Add max-abs-value constraint in DerivBalancer

2025-12-11 06:55:27 +00:00 · 2022-03-13 11:52:13 +08:00 · 2022-03-13 11:52:13 +08:00 · e6a501d3c8
commit e6a501d3c8
parent 6042c96db2
2 changed files with 31 additions and 13 deletions
--- a/egs/librispeech/ASR/conformer_ctc/subsampling.py
+++ b/egs/librispeech/ASR/conformer_ctc/subsampling.py
@ -325,9 +325,11 @@ class DerivBalancerFunction(torch.autograd.Function):
    @staticmethod
    def forward(ctx, x: Tensor,
                channel_dim: int,
-                threshold: float = 0.05,
-                max_factor: float = 0.05,
-                min_abs: float = 0.5) -> Tensor:
+                threshold: float, # e.g. 0.05
+                max_factor: float, # e.g. 0.01
+                min_abs: float, # e.g. 0.2
+                max_abs: float, # e.g. 1000.0
+    ) -> Tensor:
        if x.requires_grad:
            if channel_dim < 0:
                channel_dim += x.ndim
@ -336,23 +338,26 @@ class DerivBalancerFunction(torch.autograd.Function):
            proportion_positive = torch.mean(xgt0.to(x.dtype), dim=sum_dims, keepdim=True)
            factor = (threshold - proportion_positive).relu() * (max_factor / threshold)

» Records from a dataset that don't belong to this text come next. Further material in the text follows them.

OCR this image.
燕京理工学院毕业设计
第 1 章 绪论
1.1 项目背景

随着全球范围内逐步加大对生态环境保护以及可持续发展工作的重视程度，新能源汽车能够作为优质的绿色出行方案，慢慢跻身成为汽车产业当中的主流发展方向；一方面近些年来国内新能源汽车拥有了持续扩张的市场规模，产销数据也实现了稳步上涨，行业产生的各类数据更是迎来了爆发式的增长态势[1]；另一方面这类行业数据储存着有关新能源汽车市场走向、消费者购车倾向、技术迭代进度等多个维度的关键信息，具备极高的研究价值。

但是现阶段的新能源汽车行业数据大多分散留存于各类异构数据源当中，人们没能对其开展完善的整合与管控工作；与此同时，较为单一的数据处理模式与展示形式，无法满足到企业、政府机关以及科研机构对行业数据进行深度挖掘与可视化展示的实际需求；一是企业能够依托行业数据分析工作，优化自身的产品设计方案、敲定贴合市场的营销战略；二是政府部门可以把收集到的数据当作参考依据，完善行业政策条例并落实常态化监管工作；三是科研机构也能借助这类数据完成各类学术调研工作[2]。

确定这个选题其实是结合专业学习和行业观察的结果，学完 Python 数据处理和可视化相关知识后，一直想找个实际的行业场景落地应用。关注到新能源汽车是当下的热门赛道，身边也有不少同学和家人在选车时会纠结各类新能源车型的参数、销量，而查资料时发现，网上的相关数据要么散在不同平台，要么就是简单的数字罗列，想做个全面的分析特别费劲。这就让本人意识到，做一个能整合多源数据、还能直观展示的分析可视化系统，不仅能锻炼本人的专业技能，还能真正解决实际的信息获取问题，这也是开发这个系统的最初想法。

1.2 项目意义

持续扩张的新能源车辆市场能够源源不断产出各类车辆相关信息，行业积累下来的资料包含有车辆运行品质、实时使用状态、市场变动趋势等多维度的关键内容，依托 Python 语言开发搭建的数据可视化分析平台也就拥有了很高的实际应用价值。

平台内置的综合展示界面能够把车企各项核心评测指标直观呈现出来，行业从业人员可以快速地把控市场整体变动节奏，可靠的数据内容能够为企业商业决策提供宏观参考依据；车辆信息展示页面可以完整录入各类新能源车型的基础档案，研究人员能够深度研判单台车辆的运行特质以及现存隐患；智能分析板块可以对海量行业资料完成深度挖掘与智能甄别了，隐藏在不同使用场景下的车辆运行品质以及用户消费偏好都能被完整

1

-            below_threshold = (torch.mean(x.abs(), dim=sum_dims, keepdim=True) < min_abs)
+            mean_abs = torch.mean(x.abs(), dim=sum_dims, keepdim=True)
+            below_threshold = (mean_abs < min_abs)
+            above_threshold = (mean_abs > max_abs)

-            ctx.save_for_backward(factor, xgt0, below_threshold)
+            ctx.save_for_backward(factor, xgt0, below_threshold, above_threshold)
            ctx.max_factor = max_factor
            ctx.sum_dims = sum_dims
        return x

    @staticmethod
-    def backward(ctx, x_grad: Tensor) -> Tuple[Tensor, None, None, None, None]:
-        factor, xgt0, below_threshold = ctx.saved_tensors
+    def backward(ctx, x_grad: Tensor) -> Tuple[Tensor, None, None, None, None, None]:
+        factor, xgt0, below_threshold, above_threshold = ctx.saved_tensors
        dtype = x_grad.dtype
-        too_small_factor = below_threshold.to(dtype) * (xgt0.to(dtype) - 0.5) * (ctx.max_factor * 2.0)
+        scale_factor = ((below_threshold.to(dtype) - above_threshold.to(dtype)) *
+                        (xgt0.to(dtype) - 0.5) * (ctx.max_factor * 2.0))

-        neg_delta_grad = x_grad.abs() * (factor + too_small_factor)
+        neg_delta_grad = x_grad.abs() * (factor + scale_factor)


-        return x_grad - neg_delta_grad, None, None, None, None
+        return x_grad - neg_delta_grad, None, None, None, None, None


 class BasicNorm(torch.nn.Module):
@ -521,20 +526,33 @@ class DerivBalancer(torch.nn.Module):
              than zero is that it will tend to prevent situations where the
              inputs shrink close to zero and the nonlinearity (e.g. swish)
              behaves like a linear function and we learn nothing.
+           min_abs:  the minimum average-absolute-value per channel, which
+              we allow, before we start to modify the derivatives to prevent
+              this.  This is to prevent a failure mode where the activations
+              become so small that the nonlinearity effectively becomes linear,
+              which makes the module useless and it gets even smaller
+              to try to "turn it off" completely.
+           max_abs:  the maximum average-absolute-value per channel, which
+               we allow, before we start to modify the derivatives to prevent
+               this.  This is to prevent the possibility of activations getting
+               out of floating point numerical range (especially in half precision).
    """
    def __init__(self, channel_dim: int,
                 threshold: float = 0.05,
                 max_factor: float = 0.01,
-                 min_abs: float = 0.2):
+                 min_abs: float = 0.2,
+                 max_abs: float = 1000.0):
        super(DerivBalancer, self).__init__()
        self.channel_dim = channel_dim
        self.threshold = threshold
        self.max_factor = max_factor
        self.min_abs = min_abs
+        self.max_abs = max_abs

    def forward(self, x: Tensor) -> Tensor:
        return DerivBalancerFunction.apply(x, self.channel_dim, self.threshold,
-                                           self.max_factor, self.min_abs)
+                                           self.max_factor, self.min_abs,
+                                           self.max_abs)


 class DoubleSwish(torch.nn.Module):
--- a/egs/librispeech/ASR/transducer_stateless/train.py
+++ b/egs/librispeech/ASR/transducer_stateless/train.py
@ -110,7 +110,7 @@ def get_parser():
    parser.add_argument(
        "--exp-dir",
        type=str,
-        default="transducer_stateless/randcombine1_expscale3_rework2c",
+        default="transducer_stateless/randcombine1_expscale3_rework2c_maxabs1000",
        help="""The experiment dir.
        It specifies the directory where all training related
        files, e.g., checkpoints, log, etc, are saved